Just recently, Texas-founded restaurants Fuddruckers and Luby’s have announced their plans for liquidation. The board of directors for their parent company approved a plan to liquidate both restaurants. Luby’s may distribute approximately $92 million to $123 million to its stockholders then dissolve the company altogether.
As of September 8th, Luby’s operates eight restaurants in Dallas-Fort Worth. Some of them had already closed previously so it’s no surprise that the rest of them are also on their way out now. Fuddruckers lists seven restaurants of theirs in operation in North Texas, although six of them are listed as “temporarily closed.”
Fuddruckers and Luby’s closing for good?
Both Luby’s and Fuddruckers were “hammered by the coronavirus pandemic,” according to TheStreet. Additionally, a story in QSR Magazine says that more than half of the corporate office was furloughed in March and salaries for the remaining staff were cut by 50%. Even prior to the coronavirus pandemic, the company had reported a loss in revenue.

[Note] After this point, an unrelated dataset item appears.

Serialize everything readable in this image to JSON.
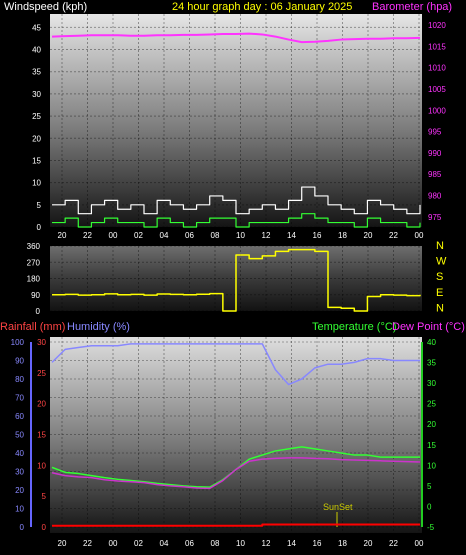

Luby’s CEO and president is Christopher Pappas, who is also the CEO and co-owner of Pappas Restaurants. This is the Texas company that operates Pappadeaux Seafood Kitchen, Pappasito’s Cantina, Pappas Bros. Steakhouse, and more.
The humble beginnings
Fuddruckers was originally started in Dallas, TX by Phil Romano in 1979. His idea was to create a hamburger restaurant that could compete with McDonald’s. “I said, ’I’m going to make a bigger, better hamburger, take the [McDonald’s] clowns out, put beer in there, and make it more updated,’” he says.
Luby’s was founded much earlier in 1947 by Bob Luby, where guests would take their cafeteria trays and pick up the comfort food of their choice being served.